Apple juice/arsenic debate rages on

I reported here in September that Mehmet Oz had raised questions about the amount of arsenic found in apple juice. The FDA had responded that Oz’s testing methods were flawed and that our apple juice supply is perfectly safe.

At the time, I pointed out that apple juice, even without arsenic, is not an ideal beverage for kids or anyone else.

But as my colleague Janice D’Arcy reported Wednesday in the On Parenting blog, the controversy has taken new turn with a Consumer Reports apple-juice roundup that, like Oz’s, found more arsenic in apple (and grape) juice than perhaps should be there.

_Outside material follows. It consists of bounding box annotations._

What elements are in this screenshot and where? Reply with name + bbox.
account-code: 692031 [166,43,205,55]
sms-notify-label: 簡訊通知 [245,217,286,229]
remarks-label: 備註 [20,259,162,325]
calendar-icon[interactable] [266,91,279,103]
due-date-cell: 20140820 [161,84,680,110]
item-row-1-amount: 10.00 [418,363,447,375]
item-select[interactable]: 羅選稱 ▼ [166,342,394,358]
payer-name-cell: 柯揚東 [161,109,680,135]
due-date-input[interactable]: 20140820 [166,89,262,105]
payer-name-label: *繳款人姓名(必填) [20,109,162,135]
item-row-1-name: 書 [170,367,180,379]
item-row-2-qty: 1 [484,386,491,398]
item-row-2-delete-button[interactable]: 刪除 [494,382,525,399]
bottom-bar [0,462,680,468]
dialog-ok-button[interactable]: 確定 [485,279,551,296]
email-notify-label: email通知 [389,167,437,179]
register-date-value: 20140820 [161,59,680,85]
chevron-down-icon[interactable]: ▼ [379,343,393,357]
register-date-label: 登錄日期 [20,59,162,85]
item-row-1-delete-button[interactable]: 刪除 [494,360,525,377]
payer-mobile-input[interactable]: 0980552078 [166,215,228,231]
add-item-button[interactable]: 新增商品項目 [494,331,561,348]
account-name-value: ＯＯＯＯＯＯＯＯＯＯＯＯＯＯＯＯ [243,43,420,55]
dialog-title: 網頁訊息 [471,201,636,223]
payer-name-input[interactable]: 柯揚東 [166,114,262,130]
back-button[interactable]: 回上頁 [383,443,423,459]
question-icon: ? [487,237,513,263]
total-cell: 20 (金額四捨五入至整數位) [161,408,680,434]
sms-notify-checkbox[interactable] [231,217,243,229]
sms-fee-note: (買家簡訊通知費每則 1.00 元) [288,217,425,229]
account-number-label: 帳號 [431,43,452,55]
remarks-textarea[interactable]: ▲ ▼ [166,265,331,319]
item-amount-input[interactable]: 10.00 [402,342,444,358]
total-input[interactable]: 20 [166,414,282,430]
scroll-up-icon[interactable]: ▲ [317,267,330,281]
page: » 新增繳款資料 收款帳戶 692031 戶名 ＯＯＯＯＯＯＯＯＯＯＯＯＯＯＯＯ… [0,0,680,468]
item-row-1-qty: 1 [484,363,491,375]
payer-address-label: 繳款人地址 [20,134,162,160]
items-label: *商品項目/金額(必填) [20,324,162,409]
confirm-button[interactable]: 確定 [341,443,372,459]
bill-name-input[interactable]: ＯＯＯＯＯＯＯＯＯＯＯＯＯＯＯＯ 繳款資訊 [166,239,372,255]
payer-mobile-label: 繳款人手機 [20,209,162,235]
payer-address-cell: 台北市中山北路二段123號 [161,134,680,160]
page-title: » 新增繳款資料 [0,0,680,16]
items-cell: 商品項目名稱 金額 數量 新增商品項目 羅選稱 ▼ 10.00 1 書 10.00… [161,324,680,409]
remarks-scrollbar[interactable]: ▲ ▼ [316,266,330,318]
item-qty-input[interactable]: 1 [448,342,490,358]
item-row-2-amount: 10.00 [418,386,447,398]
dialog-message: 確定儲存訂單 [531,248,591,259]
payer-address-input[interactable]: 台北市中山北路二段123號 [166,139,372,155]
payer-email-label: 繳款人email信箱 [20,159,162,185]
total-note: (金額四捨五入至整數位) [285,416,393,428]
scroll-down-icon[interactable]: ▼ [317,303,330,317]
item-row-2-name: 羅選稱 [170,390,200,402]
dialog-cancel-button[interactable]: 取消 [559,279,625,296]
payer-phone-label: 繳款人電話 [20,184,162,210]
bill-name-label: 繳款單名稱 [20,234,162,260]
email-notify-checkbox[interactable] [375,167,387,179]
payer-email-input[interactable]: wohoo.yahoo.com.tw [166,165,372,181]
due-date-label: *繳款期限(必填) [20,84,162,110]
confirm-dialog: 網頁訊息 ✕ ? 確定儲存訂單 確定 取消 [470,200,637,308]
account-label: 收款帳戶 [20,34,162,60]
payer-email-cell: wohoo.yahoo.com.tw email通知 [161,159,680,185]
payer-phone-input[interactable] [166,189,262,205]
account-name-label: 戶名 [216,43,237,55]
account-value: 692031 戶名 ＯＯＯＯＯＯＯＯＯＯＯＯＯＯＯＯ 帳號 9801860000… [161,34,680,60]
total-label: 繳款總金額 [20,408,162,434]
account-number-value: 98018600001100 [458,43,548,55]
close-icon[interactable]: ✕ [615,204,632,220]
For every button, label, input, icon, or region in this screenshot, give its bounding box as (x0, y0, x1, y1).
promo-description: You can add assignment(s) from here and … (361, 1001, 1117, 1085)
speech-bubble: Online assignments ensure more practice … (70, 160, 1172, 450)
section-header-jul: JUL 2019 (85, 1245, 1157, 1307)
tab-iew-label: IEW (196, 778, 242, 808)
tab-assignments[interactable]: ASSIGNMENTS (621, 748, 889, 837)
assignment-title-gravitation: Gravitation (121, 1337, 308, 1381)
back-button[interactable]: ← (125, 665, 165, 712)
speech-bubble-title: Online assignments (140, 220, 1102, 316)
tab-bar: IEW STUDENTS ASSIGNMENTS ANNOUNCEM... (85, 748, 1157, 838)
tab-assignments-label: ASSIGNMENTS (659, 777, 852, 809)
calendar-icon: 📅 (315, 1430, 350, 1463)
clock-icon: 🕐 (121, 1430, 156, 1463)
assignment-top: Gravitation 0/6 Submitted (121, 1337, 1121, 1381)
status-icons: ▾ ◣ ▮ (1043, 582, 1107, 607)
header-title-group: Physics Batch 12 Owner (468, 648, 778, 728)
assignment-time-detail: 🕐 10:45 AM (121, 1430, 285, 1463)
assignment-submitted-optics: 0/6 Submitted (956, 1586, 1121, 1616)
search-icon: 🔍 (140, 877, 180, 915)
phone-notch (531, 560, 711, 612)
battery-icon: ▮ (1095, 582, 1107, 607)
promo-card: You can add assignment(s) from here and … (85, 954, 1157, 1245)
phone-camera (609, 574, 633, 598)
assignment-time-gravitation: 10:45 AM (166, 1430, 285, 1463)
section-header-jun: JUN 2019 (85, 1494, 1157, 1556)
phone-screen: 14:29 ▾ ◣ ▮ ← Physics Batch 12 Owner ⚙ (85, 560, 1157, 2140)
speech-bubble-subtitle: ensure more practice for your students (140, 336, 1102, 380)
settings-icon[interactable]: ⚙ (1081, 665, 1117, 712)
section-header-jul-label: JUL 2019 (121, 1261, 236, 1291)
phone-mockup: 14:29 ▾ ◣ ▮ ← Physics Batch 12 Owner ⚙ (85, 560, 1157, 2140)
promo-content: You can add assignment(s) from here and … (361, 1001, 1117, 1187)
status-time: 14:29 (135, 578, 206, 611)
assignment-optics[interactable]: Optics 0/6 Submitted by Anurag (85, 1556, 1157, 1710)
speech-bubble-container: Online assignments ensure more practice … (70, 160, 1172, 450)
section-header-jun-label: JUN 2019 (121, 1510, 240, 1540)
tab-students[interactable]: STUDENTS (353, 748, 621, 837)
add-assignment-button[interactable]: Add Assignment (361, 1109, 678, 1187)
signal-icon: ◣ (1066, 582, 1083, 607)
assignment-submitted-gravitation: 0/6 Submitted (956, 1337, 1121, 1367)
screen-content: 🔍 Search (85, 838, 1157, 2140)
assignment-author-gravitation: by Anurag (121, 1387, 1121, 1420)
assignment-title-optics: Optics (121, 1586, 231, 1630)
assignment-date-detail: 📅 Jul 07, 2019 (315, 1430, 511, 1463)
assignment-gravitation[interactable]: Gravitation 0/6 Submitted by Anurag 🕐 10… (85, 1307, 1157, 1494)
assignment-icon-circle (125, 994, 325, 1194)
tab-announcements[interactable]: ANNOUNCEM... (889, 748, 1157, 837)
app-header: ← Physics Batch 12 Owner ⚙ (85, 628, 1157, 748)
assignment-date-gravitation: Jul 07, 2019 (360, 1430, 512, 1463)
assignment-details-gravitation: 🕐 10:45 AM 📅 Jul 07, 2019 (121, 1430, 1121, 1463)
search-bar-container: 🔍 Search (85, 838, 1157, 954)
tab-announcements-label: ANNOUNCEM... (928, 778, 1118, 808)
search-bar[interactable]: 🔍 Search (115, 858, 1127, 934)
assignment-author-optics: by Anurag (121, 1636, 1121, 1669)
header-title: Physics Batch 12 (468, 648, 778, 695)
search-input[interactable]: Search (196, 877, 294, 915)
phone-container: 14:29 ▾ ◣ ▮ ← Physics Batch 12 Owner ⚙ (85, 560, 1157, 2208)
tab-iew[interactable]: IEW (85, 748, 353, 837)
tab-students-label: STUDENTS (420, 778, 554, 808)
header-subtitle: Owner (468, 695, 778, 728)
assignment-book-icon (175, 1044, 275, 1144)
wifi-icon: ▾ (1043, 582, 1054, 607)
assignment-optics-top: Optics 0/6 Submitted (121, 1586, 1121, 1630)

Consumer Reports tested 88 juice samples (about 3 each from 28 apple and 3 grape juice brands) and found that about 10 percent of the samples had total arsenic levels higher than the 10 ppb (parts per billion) that the federal government allows in bottled water. The CR report, unlike Oz’s, accounts for the difference between inorganic arsenic and organic arsenic; the former is a known carcinogen, while the latter’s potential effects on human health are less clear. Most of the arsenic found was inorganic.

Consumer Reports says it’s calling on the FDA to set standards for arsenic levels (and lead levels, which were also high in some samples) for apple and grape juices. And, as D’Arcy writes, “The group is suggesting that parents restrict juice consumption to children up to 6 years old to no more than six ounces per day. For older children, it recommends no more than eight to 12 ounces a day.”

I’ll say it again: Arsenic or no arsenic, kids don’t need any more apple juice than that, anyway.